The thundering Grade II-listed Brutalist structure was designed by Swiss architect Richard Seifert and completed in 1966. It was among the city’s first tall buildings, made using precast structural components – then in its relative infancy – but the 34-storey office block was also chronically under-occupied, and was often referred to as ‘London’s empty skyscraper.’
‘The technical task of physically converting a building of this type and the construction process this involved posed a significant challenge that required a highly creative approach,’ said the firm’s senior designer Tim Bowder-Ridger.
Conran + Partners took cues from the building’s futuristic exterior, whose honeycomb Portland stone design has been given a spruce and fitted with new windows.
Adds Almacantar: ‘The building’s personality comes from its texture, which creates a deep three-dimensional pattern of shadow and light.
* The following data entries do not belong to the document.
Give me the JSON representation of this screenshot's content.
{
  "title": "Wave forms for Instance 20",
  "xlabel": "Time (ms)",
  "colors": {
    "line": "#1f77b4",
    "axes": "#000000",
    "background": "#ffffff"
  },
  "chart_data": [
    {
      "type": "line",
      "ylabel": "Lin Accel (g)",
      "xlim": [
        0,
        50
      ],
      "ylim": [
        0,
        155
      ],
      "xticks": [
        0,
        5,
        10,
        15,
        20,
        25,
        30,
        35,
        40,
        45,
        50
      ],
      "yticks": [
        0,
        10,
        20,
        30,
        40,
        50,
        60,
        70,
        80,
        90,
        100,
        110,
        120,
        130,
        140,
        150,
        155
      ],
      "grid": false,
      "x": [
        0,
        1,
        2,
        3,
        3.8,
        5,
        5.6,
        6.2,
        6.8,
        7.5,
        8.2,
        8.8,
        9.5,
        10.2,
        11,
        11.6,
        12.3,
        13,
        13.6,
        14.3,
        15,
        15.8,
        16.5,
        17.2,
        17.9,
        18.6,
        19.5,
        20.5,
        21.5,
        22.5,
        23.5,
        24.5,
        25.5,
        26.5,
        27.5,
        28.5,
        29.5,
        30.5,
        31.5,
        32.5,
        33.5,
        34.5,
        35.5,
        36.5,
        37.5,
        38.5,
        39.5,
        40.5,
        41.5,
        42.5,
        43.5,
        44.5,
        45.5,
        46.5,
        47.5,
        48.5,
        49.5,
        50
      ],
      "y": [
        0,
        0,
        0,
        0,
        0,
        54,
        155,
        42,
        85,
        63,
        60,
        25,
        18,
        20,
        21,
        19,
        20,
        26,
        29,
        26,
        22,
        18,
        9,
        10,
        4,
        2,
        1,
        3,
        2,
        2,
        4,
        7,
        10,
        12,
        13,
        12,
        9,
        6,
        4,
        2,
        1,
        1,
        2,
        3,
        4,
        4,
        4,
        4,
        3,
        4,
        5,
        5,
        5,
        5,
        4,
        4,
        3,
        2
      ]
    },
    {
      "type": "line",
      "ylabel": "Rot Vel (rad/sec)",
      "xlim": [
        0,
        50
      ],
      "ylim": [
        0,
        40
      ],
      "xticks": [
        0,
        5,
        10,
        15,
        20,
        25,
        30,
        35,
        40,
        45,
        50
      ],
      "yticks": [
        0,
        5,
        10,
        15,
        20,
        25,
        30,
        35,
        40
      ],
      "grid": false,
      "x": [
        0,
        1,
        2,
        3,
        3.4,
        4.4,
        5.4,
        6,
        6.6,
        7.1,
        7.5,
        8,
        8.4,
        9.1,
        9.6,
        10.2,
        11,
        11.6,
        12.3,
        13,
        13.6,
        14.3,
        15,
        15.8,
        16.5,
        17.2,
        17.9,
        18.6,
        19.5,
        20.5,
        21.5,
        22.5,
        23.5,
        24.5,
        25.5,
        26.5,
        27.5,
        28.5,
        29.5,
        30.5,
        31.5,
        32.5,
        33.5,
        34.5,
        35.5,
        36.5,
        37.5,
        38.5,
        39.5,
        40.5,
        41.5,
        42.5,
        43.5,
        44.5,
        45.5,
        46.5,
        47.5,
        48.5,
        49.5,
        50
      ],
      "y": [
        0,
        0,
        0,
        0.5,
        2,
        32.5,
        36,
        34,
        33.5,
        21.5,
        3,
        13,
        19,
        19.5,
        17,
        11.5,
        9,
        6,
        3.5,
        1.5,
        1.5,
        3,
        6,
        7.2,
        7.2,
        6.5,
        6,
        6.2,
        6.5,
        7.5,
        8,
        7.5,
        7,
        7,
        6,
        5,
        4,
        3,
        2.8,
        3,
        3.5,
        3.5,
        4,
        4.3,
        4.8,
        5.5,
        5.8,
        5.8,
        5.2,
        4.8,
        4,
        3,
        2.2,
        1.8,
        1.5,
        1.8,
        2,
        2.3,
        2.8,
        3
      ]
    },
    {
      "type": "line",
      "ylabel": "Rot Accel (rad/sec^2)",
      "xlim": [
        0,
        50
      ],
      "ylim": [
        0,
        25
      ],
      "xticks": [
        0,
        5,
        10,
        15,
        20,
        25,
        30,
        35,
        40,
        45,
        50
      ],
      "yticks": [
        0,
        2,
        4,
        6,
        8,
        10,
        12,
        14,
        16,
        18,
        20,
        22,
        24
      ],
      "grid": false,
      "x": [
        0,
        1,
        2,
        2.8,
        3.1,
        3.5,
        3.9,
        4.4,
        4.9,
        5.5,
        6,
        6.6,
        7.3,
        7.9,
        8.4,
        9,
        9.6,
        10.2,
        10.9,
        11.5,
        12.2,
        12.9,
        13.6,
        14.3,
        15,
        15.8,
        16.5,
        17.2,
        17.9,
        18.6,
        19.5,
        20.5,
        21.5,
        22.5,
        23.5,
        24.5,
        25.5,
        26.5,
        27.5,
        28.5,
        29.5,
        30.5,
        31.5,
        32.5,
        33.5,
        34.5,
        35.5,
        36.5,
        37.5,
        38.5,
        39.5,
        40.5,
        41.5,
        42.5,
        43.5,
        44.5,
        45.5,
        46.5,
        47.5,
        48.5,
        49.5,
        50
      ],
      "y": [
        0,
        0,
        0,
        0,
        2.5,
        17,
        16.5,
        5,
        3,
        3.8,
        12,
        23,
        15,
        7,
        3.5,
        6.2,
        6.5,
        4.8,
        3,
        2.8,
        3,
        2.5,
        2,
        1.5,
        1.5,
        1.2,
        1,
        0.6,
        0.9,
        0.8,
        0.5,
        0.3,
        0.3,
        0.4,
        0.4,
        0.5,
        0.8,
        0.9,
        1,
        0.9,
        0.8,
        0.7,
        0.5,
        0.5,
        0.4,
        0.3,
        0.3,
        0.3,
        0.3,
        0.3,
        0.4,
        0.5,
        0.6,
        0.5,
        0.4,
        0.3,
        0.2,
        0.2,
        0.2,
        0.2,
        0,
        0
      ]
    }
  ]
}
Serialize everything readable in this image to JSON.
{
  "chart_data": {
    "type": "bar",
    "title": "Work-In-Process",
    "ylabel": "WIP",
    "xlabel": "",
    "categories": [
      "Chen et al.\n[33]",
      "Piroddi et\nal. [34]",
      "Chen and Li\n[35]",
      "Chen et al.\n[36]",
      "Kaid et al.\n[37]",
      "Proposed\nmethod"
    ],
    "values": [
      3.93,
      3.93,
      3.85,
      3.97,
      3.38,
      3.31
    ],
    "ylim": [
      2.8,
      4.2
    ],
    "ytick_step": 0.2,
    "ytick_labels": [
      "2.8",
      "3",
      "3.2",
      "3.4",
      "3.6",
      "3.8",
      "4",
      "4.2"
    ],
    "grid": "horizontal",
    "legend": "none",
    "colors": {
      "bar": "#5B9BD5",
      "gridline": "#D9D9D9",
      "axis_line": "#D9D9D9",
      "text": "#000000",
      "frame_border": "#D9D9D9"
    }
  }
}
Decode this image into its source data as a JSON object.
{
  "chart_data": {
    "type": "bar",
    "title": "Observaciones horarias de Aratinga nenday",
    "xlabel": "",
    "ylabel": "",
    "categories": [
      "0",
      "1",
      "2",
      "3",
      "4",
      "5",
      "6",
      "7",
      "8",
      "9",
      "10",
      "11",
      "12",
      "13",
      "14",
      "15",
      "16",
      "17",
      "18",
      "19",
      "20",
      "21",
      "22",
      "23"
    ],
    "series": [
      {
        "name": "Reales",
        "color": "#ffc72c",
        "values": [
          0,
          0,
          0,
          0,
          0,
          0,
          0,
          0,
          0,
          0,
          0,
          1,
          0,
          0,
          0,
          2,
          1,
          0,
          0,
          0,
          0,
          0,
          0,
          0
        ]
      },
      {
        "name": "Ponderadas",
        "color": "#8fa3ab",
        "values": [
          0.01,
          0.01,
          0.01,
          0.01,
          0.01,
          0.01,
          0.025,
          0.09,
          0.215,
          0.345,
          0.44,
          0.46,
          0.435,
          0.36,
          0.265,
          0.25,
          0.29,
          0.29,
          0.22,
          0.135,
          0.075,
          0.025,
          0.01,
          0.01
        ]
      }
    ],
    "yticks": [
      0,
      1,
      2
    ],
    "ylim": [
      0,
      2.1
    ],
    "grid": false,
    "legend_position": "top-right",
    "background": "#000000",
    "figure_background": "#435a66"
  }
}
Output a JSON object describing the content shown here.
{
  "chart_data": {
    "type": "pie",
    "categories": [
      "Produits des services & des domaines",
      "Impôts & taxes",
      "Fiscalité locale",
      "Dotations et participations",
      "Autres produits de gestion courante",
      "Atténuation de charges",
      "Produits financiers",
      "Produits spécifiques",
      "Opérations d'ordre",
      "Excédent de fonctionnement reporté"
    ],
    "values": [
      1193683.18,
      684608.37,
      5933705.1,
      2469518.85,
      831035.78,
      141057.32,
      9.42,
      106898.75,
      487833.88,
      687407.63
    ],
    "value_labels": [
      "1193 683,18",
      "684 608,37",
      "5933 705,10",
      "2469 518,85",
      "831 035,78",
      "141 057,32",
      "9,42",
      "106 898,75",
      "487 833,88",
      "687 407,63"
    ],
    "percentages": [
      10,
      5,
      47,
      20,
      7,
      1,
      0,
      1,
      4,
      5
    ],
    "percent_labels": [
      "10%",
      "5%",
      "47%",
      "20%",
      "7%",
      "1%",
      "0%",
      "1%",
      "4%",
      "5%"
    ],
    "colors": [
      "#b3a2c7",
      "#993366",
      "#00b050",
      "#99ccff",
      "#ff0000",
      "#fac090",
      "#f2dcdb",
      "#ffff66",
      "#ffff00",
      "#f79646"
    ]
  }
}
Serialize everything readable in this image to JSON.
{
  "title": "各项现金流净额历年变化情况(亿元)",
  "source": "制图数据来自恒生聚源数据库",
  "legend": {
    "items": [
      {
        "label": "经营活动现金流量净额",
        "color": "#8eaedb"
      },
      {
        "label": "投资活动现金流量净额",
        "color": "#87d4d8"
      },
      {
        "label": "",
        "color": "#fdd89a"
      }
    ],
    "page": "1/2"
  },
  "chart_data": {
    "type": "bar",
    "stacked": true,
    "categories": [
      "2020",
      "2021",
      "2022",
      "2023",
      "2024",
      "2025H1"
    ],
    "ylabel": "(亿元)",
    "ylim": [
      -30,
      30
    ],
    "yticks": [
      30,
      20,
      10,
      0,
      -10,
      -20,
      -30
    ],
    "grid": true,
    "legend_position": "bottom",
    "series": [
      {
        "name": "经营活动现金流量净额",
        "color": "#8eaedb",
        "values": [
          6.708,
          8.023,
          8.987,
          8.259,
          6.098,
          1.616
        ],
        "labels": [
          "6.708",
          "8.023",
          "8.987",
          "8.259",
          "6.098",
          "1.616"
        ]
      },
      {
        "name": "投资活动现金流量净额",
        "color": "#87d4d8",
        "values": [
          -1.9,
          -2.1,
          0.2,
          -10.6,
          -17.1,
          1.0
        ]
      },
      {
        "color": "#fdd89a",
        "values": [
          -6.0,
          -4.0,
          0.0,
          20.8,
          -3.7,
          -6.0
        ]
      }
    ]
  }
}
This movement from shadow to light is the inspiration behind the Conran + Partners-designed interior.’
Like the restored lobby – which features Carrara marble and black terrazzo – apartments are designed with monochrome colour palettes. Dark timber-lined cores branch off into bright, lightly-coloured bedrooms and shared living spaces with blonde timber elements and huge expanses of glass.
Bespoke ironmongery, joinery and tiling have also been fitted inside the dwellings, which start at £1.8 million for a one-bedroom home, rising to £7 to £8.5 million for a three bed. Buyers can choose from a selection of interiors by Conran + Partners or design firm Morpheus – or purchase their unit raw. They’re a steal compared to the £55m duplex penthouse, which crowns the Modernist building.
Amenities include a first-floor swimming pool, gym and sauna. A residents club – with caterers kitchen cinema and spa – will occupy the floor above.
Back on the ground, MICA (formerly Rick Mathers Architects) is overseeing the redesign of Centre Point’s 15,000 sq ft street-level public square, which will be unveiled at the end of the year. It will include cafés, retail spaces and restaurants, while the new Tottenham Court Road station at the base of the building will welcome Crossrail in December 2018. (The 26-mile hyper-fast route is set to open fully in 2019).